Consumer grade laptops tend to be plasticky junk. Premium business laptops are where the engineering quality is at. Depreciation on used business IT equipment is a wonderful thing for the buyer. Dell, HP and Lenovo are the big sellers in corporate laptops. Lenovo have great keyboards (for a laptop) but tend to be plasticky. HP 840 and 830 series have lovely aluminium chassis and lids. Dell 73X0 and 74X0 series have great coated magnesium alloy chassis and lids. Given a choice between a used HP and Dell premium business laptop from the same model year, I'd go for whichever I could get cheaper. Which pretty much equals Dell then.

If I were to buy a laptop for myself now I'd buy either a used Dell Latitude 7390 or 7490 for under £200 from ebay.

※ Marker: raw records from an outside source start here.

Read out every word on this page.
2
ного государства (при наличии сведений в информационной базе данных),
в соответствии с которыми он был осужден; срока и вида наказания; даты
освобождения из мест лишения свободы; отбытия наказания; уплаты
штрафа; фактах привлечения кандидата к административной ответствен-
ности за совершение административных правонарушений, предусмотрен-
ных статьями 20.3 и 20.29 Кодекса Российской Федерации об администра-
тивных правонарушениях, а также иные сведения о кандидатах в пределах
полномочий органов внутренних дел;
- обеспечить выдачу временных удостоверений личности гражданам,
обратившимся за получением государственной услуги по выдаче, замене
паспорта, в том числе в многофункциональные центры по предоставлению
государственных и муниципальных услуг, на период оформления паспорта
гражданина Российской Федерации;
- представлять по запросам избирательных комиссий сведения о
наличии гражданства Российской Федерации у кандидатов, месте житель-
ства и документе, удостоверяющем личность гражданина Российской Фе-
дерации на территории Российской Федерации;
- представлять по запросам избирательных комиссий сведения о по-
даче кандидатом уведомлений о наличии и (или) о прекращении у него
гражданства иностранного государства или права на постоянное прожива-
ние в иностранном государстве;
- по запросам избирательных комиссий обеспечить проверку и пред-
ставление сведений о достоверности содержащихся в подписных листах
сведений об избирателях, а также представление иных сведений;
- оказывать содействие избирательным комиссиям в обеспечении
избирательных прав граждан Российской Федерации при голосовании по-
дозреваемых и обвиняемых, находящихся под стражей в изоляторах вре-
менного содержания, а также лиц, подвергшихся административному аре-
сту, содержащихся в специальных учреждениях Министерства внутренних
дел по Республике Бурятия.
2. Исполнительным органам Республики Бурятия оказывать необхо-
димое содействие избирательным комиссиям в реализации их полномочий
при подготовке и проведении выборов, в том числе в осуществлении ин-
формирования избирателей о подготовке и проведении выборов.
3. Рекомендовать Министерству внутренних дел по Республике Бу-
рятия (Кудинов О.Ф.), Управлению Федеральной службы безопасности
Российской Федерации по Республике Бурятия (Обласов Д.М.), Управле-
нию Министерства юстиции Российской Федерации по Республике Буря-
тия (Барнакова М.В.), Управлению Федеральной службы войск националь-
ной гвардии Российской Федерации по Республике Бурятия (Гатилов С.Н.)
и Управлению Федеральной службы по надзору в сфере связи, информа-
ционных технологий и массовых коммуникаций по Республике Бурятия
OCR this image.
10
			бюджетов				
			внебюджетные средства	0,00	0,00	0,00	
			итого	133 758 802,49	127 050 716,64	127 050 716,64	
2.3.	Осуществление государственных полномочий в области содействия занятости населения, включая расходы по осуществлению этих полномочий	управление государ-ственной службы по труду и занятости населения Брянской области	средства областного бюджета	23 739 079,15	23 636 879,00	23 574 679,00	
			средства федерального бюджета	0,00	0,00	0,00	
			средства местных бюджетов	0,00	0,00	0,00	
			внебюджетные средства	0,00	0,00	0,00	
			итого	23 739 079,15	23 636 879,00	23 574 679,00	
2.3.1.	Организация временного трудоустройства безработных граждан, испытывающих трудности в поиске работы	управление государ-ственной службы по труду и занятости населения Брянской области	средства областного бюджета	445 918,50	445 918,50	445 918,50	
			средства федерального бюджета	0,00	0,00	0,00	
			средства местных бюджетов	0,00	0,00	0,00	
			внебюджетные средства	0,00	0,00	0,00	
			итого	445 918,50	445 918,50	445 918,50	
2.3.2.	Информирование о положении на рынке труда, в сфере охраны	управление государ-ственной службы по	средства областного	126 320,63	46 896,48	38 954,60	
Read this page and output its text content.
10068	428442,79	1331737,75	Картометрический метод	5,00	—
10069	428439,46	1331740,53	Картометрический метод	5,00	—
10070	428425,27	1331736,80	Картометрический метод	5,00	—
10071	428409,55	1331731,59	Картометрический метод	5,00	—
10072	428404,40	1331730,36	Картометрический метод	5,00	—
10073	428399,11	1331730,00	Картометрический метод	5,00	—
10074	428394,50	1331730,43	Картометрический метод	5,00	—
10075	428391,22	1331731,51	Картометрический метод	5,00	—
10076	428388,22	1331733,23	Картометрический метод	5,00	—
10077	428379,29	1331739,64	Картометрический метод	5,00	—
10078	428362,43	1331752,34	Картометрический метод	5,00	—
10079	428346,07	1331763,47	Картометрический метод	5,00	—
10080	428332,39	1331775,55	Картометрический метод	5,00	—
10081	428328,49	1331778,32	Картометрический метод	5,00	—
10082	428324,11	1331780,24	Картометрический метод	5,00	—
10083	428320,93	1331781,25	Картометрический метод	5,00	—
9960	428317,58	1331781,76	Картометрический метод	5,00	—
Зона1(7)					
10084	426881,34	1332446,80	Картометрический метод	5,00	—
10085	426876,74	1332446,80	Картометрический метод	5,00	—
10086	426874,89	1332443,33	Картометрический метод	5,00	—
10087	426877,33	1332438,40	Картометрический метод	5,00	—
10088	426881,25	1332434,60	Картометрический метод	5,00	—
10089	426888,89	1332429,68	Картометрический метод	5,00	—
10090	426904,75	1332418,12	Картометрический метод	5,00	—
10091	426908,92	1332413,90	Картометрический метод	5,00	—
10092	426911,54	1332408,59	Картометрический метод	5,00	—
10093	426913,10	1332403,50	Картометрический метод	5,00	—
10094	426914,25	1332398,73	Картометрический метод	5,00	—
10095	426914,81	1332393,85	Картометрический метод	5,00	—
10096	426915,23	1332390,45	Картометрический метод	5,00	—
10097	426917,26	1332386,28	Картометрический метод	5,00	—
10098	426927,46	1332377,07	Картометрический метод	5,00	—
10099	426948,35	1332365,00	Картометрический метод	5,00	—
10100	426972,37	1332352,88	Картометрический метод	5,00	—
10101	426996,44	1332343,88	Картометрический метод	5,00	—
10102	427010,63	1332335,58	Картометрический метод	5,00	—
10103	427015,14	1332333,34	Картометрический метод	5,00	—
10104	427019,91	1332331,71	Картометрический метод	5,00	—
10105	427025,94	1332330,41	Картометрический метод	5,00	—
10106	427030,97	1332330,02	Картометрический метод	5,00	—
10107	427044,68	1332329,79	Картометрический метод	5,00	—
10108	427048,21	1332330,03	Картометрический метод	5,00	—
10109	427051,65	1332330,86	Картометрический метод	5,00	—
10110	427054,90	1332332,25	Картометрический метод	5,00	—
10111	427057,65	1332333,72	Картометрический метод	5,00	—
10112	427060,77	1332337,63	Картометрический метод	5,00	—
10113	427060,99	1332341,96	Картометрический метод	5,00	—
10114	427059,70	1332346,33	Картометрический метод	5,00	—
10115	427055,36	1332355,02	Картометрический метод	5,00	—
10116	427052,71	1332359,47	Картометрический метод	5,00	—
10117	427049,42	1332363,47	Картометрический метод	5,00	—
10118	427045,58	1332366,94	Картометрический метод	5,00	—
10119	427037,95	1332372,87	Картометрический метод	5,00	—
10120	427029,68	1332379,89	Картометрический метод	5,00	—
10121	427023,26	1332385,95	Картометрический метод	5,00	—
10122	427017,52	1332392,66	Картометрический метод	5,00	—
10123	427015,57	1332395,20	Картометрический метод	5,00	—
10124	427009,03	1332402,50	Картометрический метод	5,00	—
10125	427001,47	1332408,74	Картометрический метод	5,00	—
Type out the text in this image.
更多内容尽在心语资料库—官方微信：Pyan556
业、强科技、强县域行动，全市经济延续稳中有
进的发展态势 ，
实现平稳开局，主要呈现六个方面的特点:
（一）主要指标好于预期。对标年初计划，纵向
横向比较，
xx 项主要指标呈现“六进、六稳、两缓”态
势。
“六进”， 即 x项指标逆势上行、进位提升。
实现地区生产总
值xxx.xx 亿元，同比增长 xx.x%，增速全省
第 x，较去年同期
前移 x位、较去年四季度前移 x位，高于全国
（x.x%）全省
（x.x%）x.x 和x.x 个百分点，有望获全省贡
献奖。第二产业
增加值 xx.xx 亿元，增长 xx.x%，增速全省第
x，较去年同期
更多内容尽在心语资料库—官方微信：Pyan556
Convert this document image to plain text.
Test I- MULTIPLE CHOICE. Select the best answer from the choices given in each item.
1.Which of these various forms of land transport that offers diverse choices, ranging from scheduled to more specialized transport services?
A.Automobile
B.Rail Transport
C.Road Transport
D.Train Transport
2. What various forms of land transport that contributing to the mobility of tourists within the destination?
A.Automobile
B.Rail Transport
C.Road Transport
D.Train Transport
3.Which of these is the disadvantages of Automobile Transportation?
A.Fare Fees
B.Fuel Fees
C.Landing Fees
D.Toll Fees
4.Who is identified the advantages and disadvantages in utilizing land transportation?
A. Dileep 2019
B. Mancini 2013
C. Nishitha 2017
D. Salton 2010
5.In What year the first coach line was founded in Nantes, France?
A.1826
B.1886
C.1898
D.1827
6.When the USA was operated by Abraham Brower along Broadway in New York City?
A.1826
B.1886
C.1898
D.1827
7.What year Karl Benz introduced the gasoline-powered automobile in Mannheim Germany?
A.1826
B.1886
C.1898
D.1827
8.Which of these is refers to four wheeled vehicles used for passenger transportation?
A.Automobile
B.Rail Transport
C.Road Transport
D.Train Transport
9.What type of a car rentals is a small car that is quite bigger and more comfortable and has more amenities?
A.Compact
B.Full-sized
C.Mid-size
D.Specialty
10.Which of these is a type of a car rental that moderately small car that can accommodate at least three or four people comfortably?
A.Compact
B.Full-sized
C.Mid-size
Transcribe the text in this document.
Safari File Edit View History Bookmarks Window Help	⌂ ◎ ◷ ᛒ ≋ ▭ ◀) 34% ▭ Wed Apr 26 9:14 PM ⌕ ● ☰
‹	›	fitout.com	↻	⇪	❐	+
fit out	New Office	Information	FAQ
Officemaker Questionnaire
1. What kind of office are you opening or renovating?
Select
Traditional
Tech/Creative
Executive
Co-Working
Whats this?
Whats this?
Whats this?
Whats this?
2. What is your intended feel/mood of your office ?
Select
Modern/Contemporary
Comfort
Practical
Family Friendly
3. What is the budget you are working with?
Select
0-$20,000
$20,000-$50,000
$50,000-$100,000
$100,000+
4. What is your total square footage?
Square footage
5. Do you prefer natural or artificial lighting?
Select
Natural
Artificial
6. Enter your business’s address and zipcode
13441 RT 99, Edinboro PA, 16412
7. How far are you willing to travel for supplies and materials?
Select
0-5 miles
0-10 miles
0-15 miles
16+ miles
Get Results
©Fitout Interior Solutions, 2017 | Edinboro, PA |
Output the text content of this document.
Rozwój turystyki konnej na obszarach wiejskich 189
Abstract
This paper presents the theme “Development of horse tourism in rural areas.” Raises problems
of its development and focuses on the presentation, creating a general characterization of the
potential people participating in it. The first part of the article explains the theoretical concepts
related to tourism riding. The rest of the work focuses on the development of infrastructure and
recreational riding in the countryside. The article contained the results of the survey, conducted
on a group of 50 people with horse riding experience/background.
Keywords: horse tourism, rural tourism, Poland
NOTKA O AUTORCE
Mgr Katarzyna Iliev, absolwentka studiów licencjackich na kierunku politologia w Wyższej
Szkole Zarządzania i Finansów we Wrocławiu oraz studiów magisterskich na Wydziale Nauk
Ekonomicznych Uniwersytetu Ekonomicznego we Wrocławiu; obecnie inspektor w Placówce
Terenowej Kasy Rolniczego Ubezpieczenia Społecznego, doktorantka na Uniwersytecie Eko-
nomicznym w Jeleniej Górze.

With me aiming to get a fully working one for £150 to £160. With a 1920 (FHD) screen resolution.
These models are the sweet spot in laptop BUYING now (as opposed to getting one for free).
In August 2023, the sweet spot might have moved on to Dell Latitude 7300 or 7400 or 7310 or 7410...
For the majority of student users, it makes no sense at all to spend more than £200 on a laptop (with £200 kept in the bank as your "warranty" cover in the unlikely event that you need to buy another).

And BTW bluedipstick, well done for mentioning that used laptops exist. I see far too many laptop buying guides where the authors pretend that used laptops don't exist. We can all speculate as to why there are so many rubbish buying guides out there that promote buying the latest brand new product.